SALT LAKE CITY, Utah, Feb. 20, 2016 (Gephardt Daily) — Nearly 175 years into its storied history, a new book about the first 50 years of the LDS Church’s Relief Society describes the organization’s early days and the strong women who built its foundation.
“They’re not just sunbonnet pioneer women that just kind of trudged along in the dirt with their covered wagon,” said Carol Cornwall Madsen, author of “The First Fifty Years of Relief Society: Key Documents in Latter-day Saint Women’s History” (Church Historian’s Press, 2016, $49.95).
“They were well read. They were articulate. They knew what they believed in. They knew how to move forward.”
That’s how Madsen, a Brigham Young University history professor emerita describes the 19th-century women who were among the first members of the Church of Jesus Christ of Latter-day Saints.
Madsen tells their story using 78 documents chosen from thousands of available records. The book covers the period of 1842 to 1892. The 800-page hardback also contains brief biographical sketches of about 400 men and women who play more prominent roles in Church history.
“This is our history,” Madsen said in a written statement. “It’s important because it tells us who we were. We don’t really know who we are today unless we know where we’ve been and what we were before.”
Portions of the documents have been shared in meetings and published in the Woman’s Exponent, a semimonthly newspaper for Mormon women that was printed from 1872 to 1914, said Jill Mulvay Derr, retired senior research historian, Church History Department.

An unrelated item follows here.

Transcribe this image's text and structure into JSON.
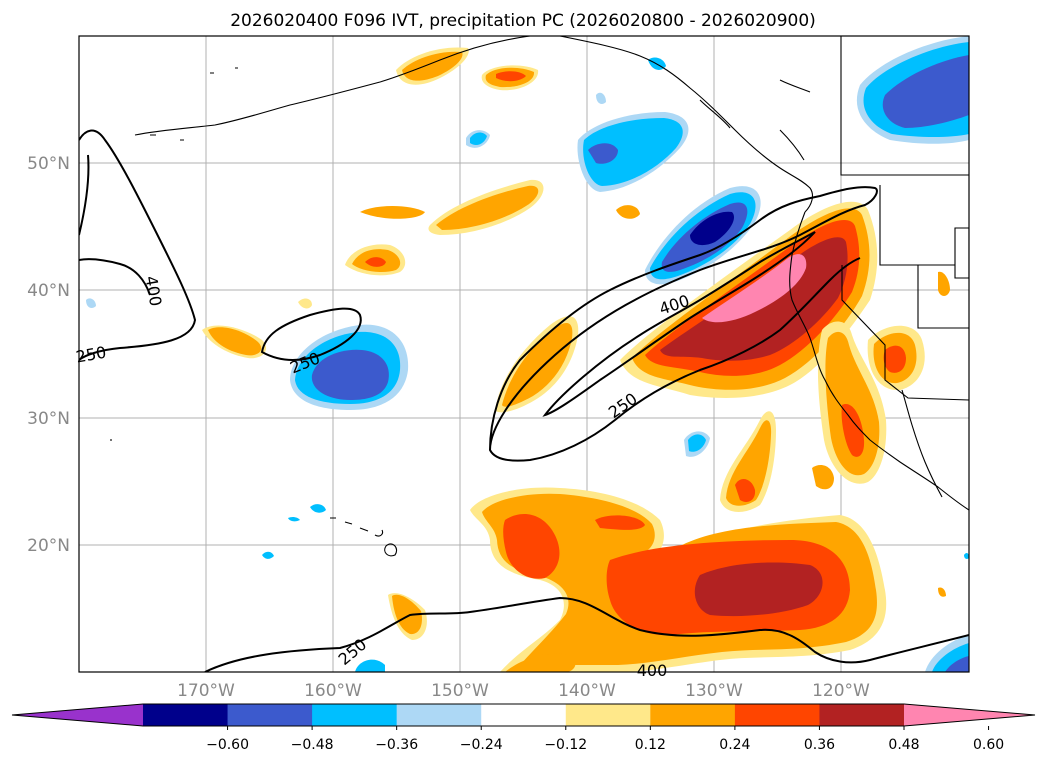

“We have a collection of 50 years’ worth of selected documents that tell the story of the Relief Society, but also the founding of the Young Women organization and the Primary organization,” Derr said.
“And so this instruction to women is unique. We don’t have anything like this in the early Church.”

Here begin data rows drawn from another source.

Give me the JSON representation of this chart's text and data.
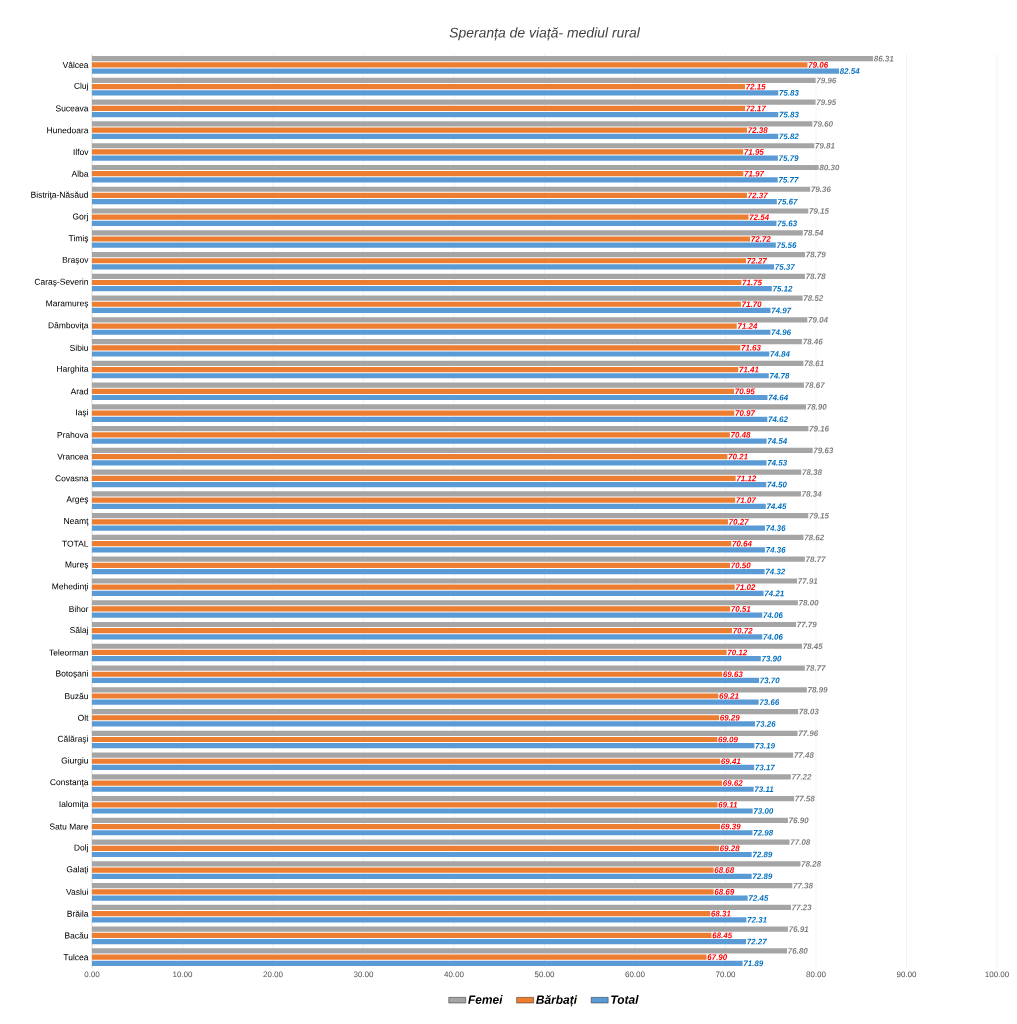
{
  "chart_data": {
    "type": "bar",
    "orientation": "horizontal",
    "title": "Speranța de viață- mediul rural",
    "categories": [
      "Vâlcea",
      "Cluj",
      "Suceava",
      "Hunedoara",
      "Ilfov",
      "Alba",
      "Bistriţa-Năsăud",
      "Gorj",
      "Timiş",
      "Braşov",
      "Caraş-Severin",
      "Maramureş",
      "Dâmboviţa",
      "Sibiu",
      "Harghita",
      "Arad",
      "Iaşi",
      "Prahova",
      "Vrancea",
      "Covasna",
      "Argeş",
      "Neamţ",
      "TOTAL",
      "Mureş",
      "Mehedinţi",
      "Bihor",
      "Sălaj",
      "Teleorman",
      "Botoşani",
      "Buzău",
      "Olt",
      "Călăraşi",
      "Giurgiu",
      "Constanţa",
      "Ialomiţa",
      "Satu Mare",
      "Dolj",
      "Galaţi",
      "Vaslui",
      "Brăila",
      "Bacău",
      "Tulcea"
    ],
    "series": [
      {
        "name": "Femei",
        "color": "#a5a5a5",
        "values": [
          86.31,
          79.96,
          79.95,
          79.6,
          79.81,
          80.3,
          79.36,
          79.15,
          78.54,
          78.79,
          78.78,
          78.52,
          79.04,
          78.46,
          78.61,
          78.67,
          78.9,
          79.16,
          79.63,
          78.38,
          78.34,
          79.15,
          78.62,
          78.77,
          77.91,
          78.0,
          77.79,
          78.45,
          78.77,
          78.99,
          78.03,
          77.96,
          77.48,
          77.22,
          77.58,
          76.9,
          77.08,
          78.28,
          77.38,
          77.23,
          76.91,
          76.8
        ],
        "value_labels": [
          "86.31",
          "79.96",
          "79.95",
          "79.60",
          "79.81",
          "80.30",
          "79.36",
          "79.15",
          "78.54",
          "78.79",
          "78.78",
          "78.52",
          "79.04",
          "78.46",
          "78.61",
          "78.67",
          "78.90",
          "79.16",
          "79.63",
          "78.38",
          "78.34",
          "79.15",
          "78.62",
          "78.77",
          "77.91",
          "78.00",
          "77.79",
          "78.45",
          "78.77",
          "78.99",
          "78.03",
          "77.96",
          "77.48",
          "77.22",
          "77.58",
          "76.90",
          "77.08",
          "78.28",
          "77.38",
          "77.23",
          "76.91",
          "76.80"
        ]
      },
      {
        "name": "Bărbați",
        "color": "#ed7d31",
        "values": [
          79.06,
          72.15,
          72.17,
          72.38,
          71.95,
          71.97,
          72.37,
          72.54,
          72.72,
          72.27,
          71.75,
          71.7,
          71.24,
          71.63,
          71.41,
          70.95,
          70.97,
          70.48,
          70.21,
          71.12,
          71.07,
          70.27,
          70.64,
          70.5,
          71.02,
          70.51,
          70.72,
          70.12,
          69.63,
          69.21,
          69.29,
          69.09,
          69.41,
          69.62,
          69.11,
          69.39,
          69.28,
          68.68,
          68.69,
          68.31,
          68.45,
          67.9
        ],
        "value_labels": [
          "79.06",
          "72.15",
          "72.17",
          "72.38",
          "71.95",
          "71.97",
          "72.37",
          "72.54",
          "72.72",
          "72.27",
          "71.75",
          "71.70",
          "71.24",
          "71.63",
          "71.41",
          "70.95",
          "70.97",
          "70.48",
          "70.21",
          "71.12",
          "71.07",
          "70.27",
          "70.64",
          "70.50",
          "71.02",
          "70.51",
          "70.72",
          "70.12",
          "69.63",
          "69.21",
          "69.29",
          "69.09",
          "69.41",
          "69.62",
          "69.11",
          "69.39",
          "69.28",
          "68.68",
          "68.69",
          "68.31",
          "68.45",
          "67.90"
        ]
      },
      {
        "name": "Total",
        "color": "#5b9bd5",
        "values": [
          82.54,
          75.83,
          75.83,
          75.82,
          75.79,
          75.77,
          75.67,
          75.63,
          75.56,
          75.37,
          75.12,
          74.97,
          74.96,
          74.84,
          74.78,
          74.64,
          74.62,
          74.54,
          74.53,
          74.5,
          74.45,
          74.36,
          74.36,
          74.32,
          74.21,
          74.06,
          74.06,
          73.9,
          73.7,
          73.66,
          73.26,
          73.19,
          73.17,
          73.11,
          73.0,
          72.98,
          72.89,
          72.89,
          72.45,
          72.31,
          72.27,
          71.89
        ],
        "value_labels": [
          "82.54",
          "75.83",
          "75.83",
          "75.82",
          "75.79",
          "75.77",
          "75.67",
          "75.63",
          "75.56",
          "75.37",
          "75.12",
          "74.97",
          "74.96",
          "74.84",
          "74.78",
          "74.64",
          "74.62",
          "74.54",
          "74.53",
          "74.50",
          "74.45",
          "74.36",
          "74.36",
          "74.32",
          "74.21",
          "74.06",
          "74.06",
          "73.90",
          "73.70",
          "73.66",
          "73.26",
          "73.19",
          "73.17",
          "73.11",
          "73.00",
          "72.98",
          "72.89",
          "72.89",
          "72.45",
          "72.31",
          "72.27",
          "71.89"
        ]
      }
    ],
    "xlim": [
      0,
      100
    ],
    "xticks": [
      {
        "value": 0,
        "label": "0.00"
      },
      {
        "value": 10,
        "label": "10.00"
      },
      {
        "value": 20,
        "label": "20.00"
      },
      {
        "value": 30,
        "label": "30.00"
      },
      {
        "value": 40,
        "label": "40.00"
      },
      {
        "value": 50,
        "label": "50.00"
      },
      {
        "value": 60,
        "label": "60.00"
      },
      {
        "value": 70,
        "label": "70.00"
      },
      {
        "value": 80,
        "label": "80.00"
      },
      {
        "value": 90,
        "label": "90.00"
      },
      {
        "value": 100,
        "label": "100.00"
      }
    ],
    "grid": "x",
    "legend": "bottom"
  }
}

Kate Holbrook, specialist in women’s history in the Church History Department, said the book includes information on talks given in Nauvoo, Illinois, by LDS Church founder Joseph Smith.
“Joseph Smith’s sermons included instruction given to the women regarding ‘spiritual gifts’ described in the New Testament, which he first described in 1842 as ‘the gift of tongues, prophecy, revelation, visions, healing, interpretation of tongues, and so forth,'” Holbrook said.
“Early Latter-day Saints, both women and men, experienced these gifts, including offering blessings of healings by the laying on of hands through their faith.”
Derr said the Smith sermons documented in the book, “… are some of the best recorded sermons of Joseph Smith and some of the most inspiring instruction” regarding gospel topics such as charity, purity and repentance.
“I think this shows so clearly women’s engagement in the work of salvation, and these are sermons that were read over and over again.”